Personal information
- Born: June 8, 1948 Los Angeles, California, U.S.
- Died: June 4, 2025 (aged 76)
- Listed height: 6 ft 4 in (1.93 m)
- Listed weight: 250 lb (113 kg)

Career information
- High school: Garden Grove (Garden Grove, California)
- College: Northern Arizona
- NFL draft: 1970: 8th round, 202nd overall pick

Career history
- New York Jets (1970–1976);

Career NFL statistics
- Games played: 67
- Games started: 61
- Fumble recoveries: 4
- Sacks: 31
- Stats at Pro Football Reference

= Mark Lomas =

American football player (1948–2025)

Mark Arnold Lomas (June 8, 1948 – June 4, 2025) was an American professional football player who was a defensive lineman for five seasons with the New York Jets of the National Football League (NFL). He played college football for the Northern Arizona Lumberjacks.

== College career ==
Lomas played high school football at Garden Grove High School and then started college at Golden West Junior College before transferring to Northern Arizona University where he played two seasons for the Lumberjacks. He was an honorable mention small college All-American.

== Professional career ==
The Jets selected Lomas in the eighth round of the 1970 NFL Draft. As a rookie, Lomas started all 14 games for the Jets, beginning the season at left end and then shifting inside to tackle for the final 10 games of the season. Lomas' first game with the Jets, a 31-21 loss to the Cleveland Browns, happened to be the first ever Monday Night Football broadcast.

Lomas again started all 14 games in 1971, this time at right end, and shared the team's Heede Award (along with John Little) as the Jets most improved and dedicated defensive player. Lomas was again the starting right end in 1973 and was credited with sacking legendary Baltimore Colts quarterback Johnny Unitas three times in the Jets' Week 2 victory and then recovering a key fumble to set up a touchdown when the rivals met again in Week 12.
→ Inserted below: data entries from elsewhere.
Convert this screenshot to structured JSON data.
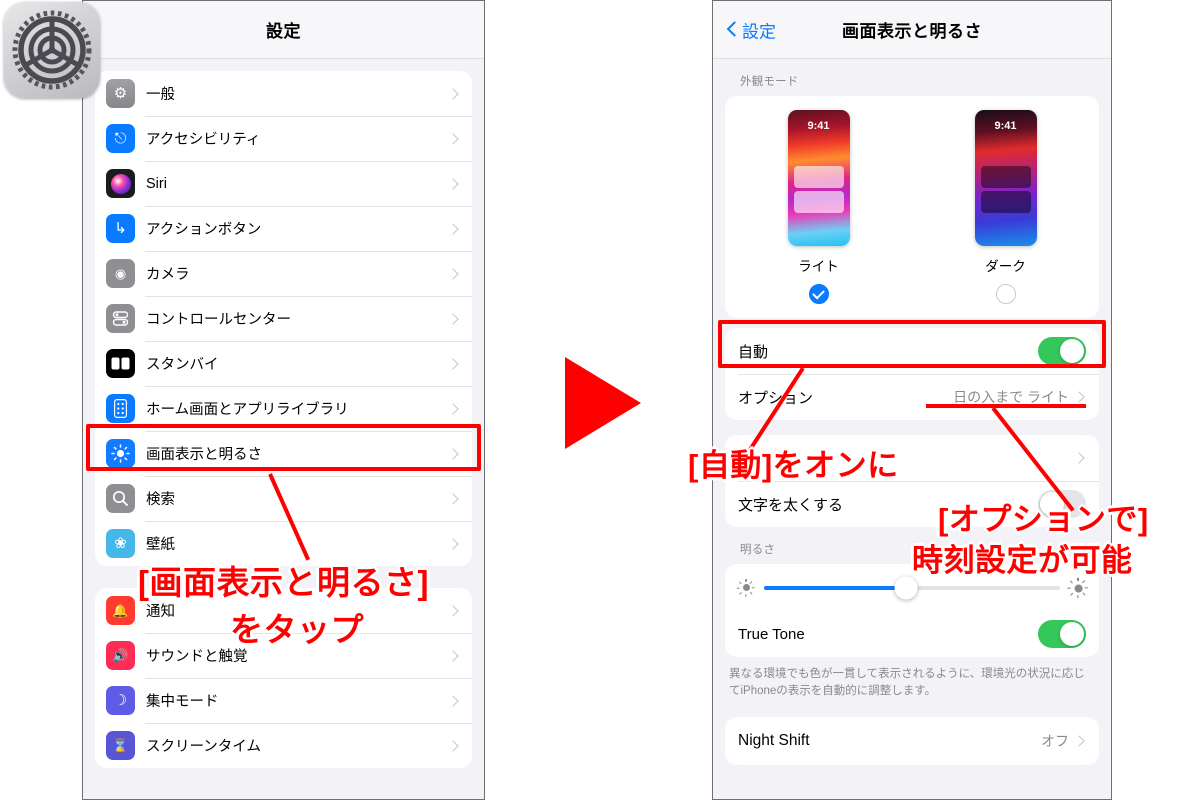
{
  "left_phone": {
    "nav": {
      "title": "設定"
    },
    "groups": [
      {
        "rows": [
          {
            "label": "一般",
            "icon": "gear-icon",
            "glyph": "⚙"
          },
          {
            "label": "アクセシビリティ",
            "icon": "accessibility-icon",
            "glyph": "Ⓘ"
          },
          {
            "label": "Siri",
            "icon": "siri-icon",
            "glyph": ""
          },
          {
            "label": "アクションボタン",
            "icon": "action-button-icon",
            "glyph": "↱"
          },
          {
            "label": "カメラ",
            "icon": "camera-icon",
            "glyph": "▣"
          },
          {
            "label": "コントロールセンター",
            "icon": "control-center-icon",
            "glyph": "≡"
          },
          {
            "label": "スタンバイ",
            "icon": "standby-icon",
            "glyph": "▭"
          },
          {
            "label": "ホーム画面とアプリライブラリ",
            "icon": "home-screen-icon",
            "glyph": "▯"
          },
          {
            "label": "画面表示と明るさ",
            "icon": "display-brightness-icon",
            "glyph": ""
          },
          {
            "label": "検索",
            "icon": "search-icon",
            "glyph": "⚲"
          },
          {
            "label": "壁紙",
            "icon": "wallpaper-icon",
            "glyph": "❀"
          }
        ]
      },
      {
        "rows": [
          {
            "label": "通知",
            "icon": "notifications-icon",
            "glyph": "🔔"
          },
          {
            "label": "サウンドと触覚",
            "icon": "sounds-haptics-icon",
            "glyph": "🔊"
          },
          {
            "label": "集中モード",
            "icon": "focus-mode-icon",
            "glyph": "☽"
          },
          {
            "label": "スクリーンタイム",
            "icon": "screen-time-icon",
            "glyph": "⌛"
          }
        ]
      }
    ],
    "annotation": {
      "line1": "[画面表示と明るさ]",
      "line2": "をタップ"
    }
  },
  "right_phone": {
    "nav": {
      "back_label": "設定",
      "title": "画面表示と明るさ"
    },
    "appearance": {
      "section_header": "外観モード",
      "modes": [
        {
          "label": "ライト",
          "time": "9:41",
          "selected": true
        },
        {
          "label": "ダーク",
          "time": "9:41",
          "selected": false
        }
      ]
    },
    "auto_group": [
      {
        "label": "自動",
        "type": "toggle",
        "value": "on"
      },
      {
        "label": "オプション",
        "type": "value",
        "value": "日の入まで ライト"
      }
    ],
    "text_group": [
      {
        "label": "",
        "type": "chevron",
        "value": ""
      },
      {
        "label": "文字を太くする",
        "type": "toggle",
        "value": "off"
      }
    ],
    "brightness": {
      "section_header": "明るさ",
      "slider_percent": 48,
      "true_tone_label": "True Tone",
      "true_tone_value": "on",
      "footnote": "異なる環境でも色が一貫して表示されるように、環境光の状況に応じてiPhoneの表示を自動的に調整します。"
    },
    "night_shift": {
      "label": "Night Shift",
      "value": "オフ"
    },
    "annotations": {
      "auto_on": "[自動]をオンに",
      "options_1": "[オプションで]",
      "options_2": "時刻設定が可能"
    }
  },
  "colors": {
    "accent_red": "#ff0000",
    "ios_blue": "#0a7aff",
    "toggle_green": "#34c759",
    "panel_bg": "#f2f2f7"
  }
}
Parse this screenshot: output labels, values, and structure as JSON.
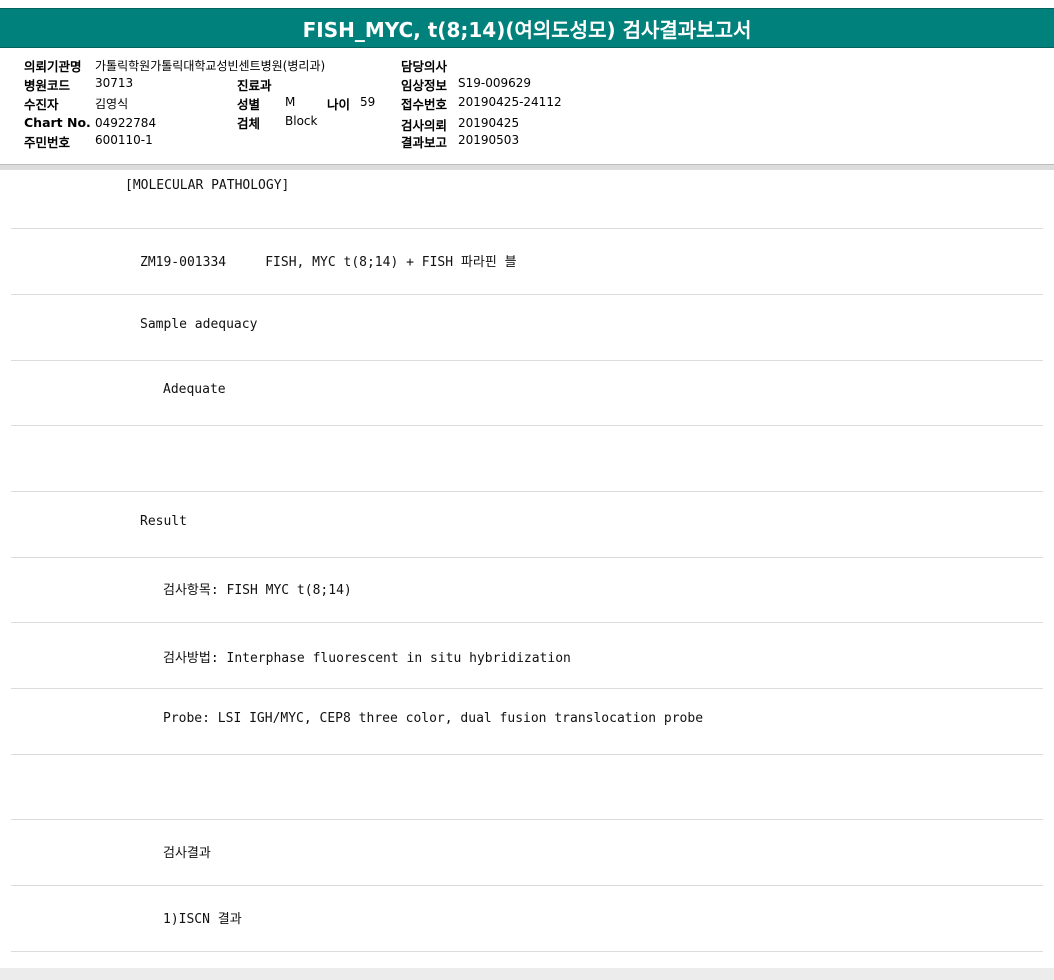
{
  "title": "FISH_MYC, t(8;14)(여의도성모) 검사결과보고서",
  "patient_info": {
    "institution_label": "의뢰기관명",
    "institution_value": "가톨릭학원가톨릭대학교성빈센트병원(병리과)",
    "doctor_label": "담당의사",
    "doctor_value": "",
    "hospital_code_label": "병원코드",
    "hospital_code_value": "30713",
    "department_label": "진료과",
    "department_value": "",
    "clinical_info_label": "임상정보",
    "clinical_info_value": "S19-009629",
    "patient_label": "수진자",
    "patient_value": "김영식",
    "sex_label": "성별",
    "sex_value": "M",
    "age_label": "나이",
    "age_value": "59",
    "receipt_no_label": "접수번호",
    "receipt_no_value": "20190425-24112",
    "chart_no_label": "Chart No.",
    "chart_no_value": "04922784",
    "specimen_label": "검체",
    "specimen_value": "Block",
    "request_label": "검사의뢰",
    "request_value": "20190425",
    "resident_no_label": "주민번호",
    "resident_no_value": "600110-1",
    "report_label": "결과보고",
    "report_value": "20190503"
  },
  "report_lines": [
    "[MOLECULAR PATHOLOGY]",
    "ZM19-001334     FISH, MYC t(8;14) + FISH 파라핀 블",
    "Sample adequacy",
    "Adequate",
    "",
    "Result",
    "검사항목: FISH MYC t(8;14)",
    "검사방법: Interphase fluorescent in situ hybridization",
    "Probe: LSI IGH/MYC, CEP8 three color, dual fusion translocation probe",
    "",
    "검사결과",
    "1)ISCN 결과"
  ],
  "colors": {
    "title_bar": "#00817c",
    "divider": "#dcdcdc"
  }
}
In 1974, Lomas for the first time in his professional career did not play in every Jets game after suffering an Achilles tendon injury in a Week 11 victory over the Miami Dolphins. Even playing an abbreviated season, he was credited with leading the team in sacks for the third-straight season. That Dolphins game would prove to be his last regular season action in the NFL, as Lomas missed the entire 1975 season rehabbing after aggravating the injury playing tennis in the offseason. Lomas attempted a comeback in 1976, but he broke his leg in the Jets' first preseason game, ending his NFL career.

== Personal life and death ==
During his playing career, Lomas worked as a substitute teacher in the offseason. Following his retirement, Lomas sold mobile cranes in Southern California, eventually opening his own business, CranesBoomAndJib.com.

Lomas was inducted in the Northern Arizona University Athletics Hall of Fame in 1981.

Lomas died on June 4, 2025, at the age of 76.